より安価で省エネルギーなLEDの開発や、Siに代わるパワー半導体として普及するためには、さらなる高品質化や低コスト化が必要です。また、多様な製品や用途への活用に向けた研究開発も必要です。例えば、パワーデバイスは、LEDの1000倍近くの電圧(3000V以上)に耐える必要があります。そのためには、LEDの時よりも結晶中の欠陥や不純物の数を
1/1000にしなければなりません。その目標に向け、サファイア基板をGaN基板に置き換えること、不純物の少ない結晶成長ができること、それらを低コストで実現することなど、多くの課題を克服しなくてはなりません。
名古屋大学では、どのような組織でGaNの研究をしているのですか?
名古屋大学における材料工学の拠点として、従来の組織を改組し、2015年10月に「未来材料・システム研究所」を設置しました。地球規模での資源制約および環境制約の下、自然と調和する豊かで安全な人間社会の持続的発展を支えるために、材料からシステムに至る領域の研究課題に取り組んでいます。
同研究所には、特にGaNを中心とした次世代材料の開発に取り組む「未来エレクトロニクス集積研究センター」が設置されました。GaNを中心とした次世代エレクトロニクスに必要な材料、デバイスプロセス、評価、シミュレーションを研究し、主にエネルギー消費の削減が期待できるパワーデバイスの開発に取り組んでいます。

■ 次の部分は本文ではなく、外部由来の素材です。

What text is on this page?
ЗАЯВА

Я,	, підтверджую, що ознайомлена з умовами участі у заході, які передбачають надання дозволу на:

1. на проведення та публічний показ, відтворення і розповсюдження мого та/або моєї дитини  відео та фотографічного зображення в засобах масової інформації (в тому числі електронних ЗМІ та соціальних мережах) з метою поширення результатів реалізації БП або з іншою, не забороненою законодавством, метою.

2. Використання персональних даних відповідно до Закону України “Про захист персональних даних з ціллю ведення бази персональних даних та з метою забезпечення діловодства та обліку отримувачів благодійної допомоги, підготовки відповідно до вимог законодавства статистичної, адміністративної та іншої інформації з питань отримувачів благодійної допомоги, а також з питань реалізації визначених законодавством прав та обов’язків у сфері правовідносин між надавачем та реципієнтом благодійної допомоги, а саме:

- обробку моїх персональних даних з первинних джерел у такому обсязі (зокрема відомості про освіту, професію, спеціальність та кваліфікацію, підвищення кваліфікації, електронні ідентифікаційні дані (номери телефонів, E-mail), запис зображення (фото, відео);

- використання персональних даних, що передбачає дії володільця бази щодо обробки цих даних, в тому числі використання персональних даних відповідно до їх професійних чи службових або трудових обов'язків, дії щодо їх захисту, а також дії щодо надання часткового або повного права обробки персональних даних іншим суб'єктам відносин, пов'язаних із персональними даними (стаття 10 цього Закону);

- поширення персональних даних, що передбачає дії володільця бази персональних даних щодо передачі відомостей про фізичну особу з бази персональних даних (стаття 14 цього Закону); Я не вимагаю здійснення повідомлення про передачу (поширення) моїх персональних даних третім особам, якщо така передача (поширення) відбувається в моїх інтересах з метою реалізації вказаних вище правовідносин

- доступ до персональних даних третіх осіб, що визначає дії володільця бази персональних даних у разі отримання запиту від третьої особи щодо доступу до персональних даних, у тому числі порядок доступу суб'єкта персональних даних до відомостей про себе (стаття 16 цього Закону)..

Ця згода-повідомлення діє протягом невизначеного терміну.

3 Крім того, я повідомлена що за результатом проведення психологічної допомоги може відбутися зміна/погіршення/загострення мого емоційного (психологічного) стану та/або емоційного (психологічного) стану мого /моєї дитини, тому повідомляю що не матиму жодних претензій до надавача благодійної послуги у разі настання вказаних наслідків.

センター長の天野教授をはじめ、各分野でトップクラスの研究者たちが、Siに代わる未来材料としてGaNの可能性を切り拓くため、先端研究を推進しています。
他の大学や企業と、どのように協力しているのですか?
これまでは、研究テーマごとに他の大学や企業と協力して研究を進めてきましたが、2015年10月に新たに「GaN研究コンソーシアム」という枠組みを構築しました。ここには、GaNの研究に関わる大学や企業、研究機関など、現時点で50を超える機関が参加しています。このオールジャパンの体制の下で研究を効率的に推進し、組織の壁を超えて技術の集
約、研究開発の加速を行い、世界をリードするイノベーションの創出を目指します。
国は、GaN研究を支援しているのですか?
GaNはその特性を活かして省エネルギー、高度IT化、安心・安全な生活を実現しうる半導体材料であることから、国からの期待も大きく、研究推進のための国の支援を受けています。国からの支援は主に実験に必要な研究設備・原材料の購入などに充てられ、研究開発を実際に進めて行くための経費として使われています。
なぜ寄附が必要なのですか?
GaNの研究開発を加速し、その研究成果を皆さまの生活や暮らしにいち早く還元していくには、世界最高レベルの研究を強力に進めて行くことが必須で、国内外の優秀な研究者との連携や研究環境の充実などのため多くの研究・運営費用が必要となります。しかし、優秀な研究マネジメント人材を安定的に雇用する経費や、知的財産権(特許等)の確保・維持に要する経費、研究設備の維持・保守に係る経費などは、公的な研究資金だけで対応することは難しく不足しています。こうした必要経費を確保するため、皆さまからのご支援をお願いしています。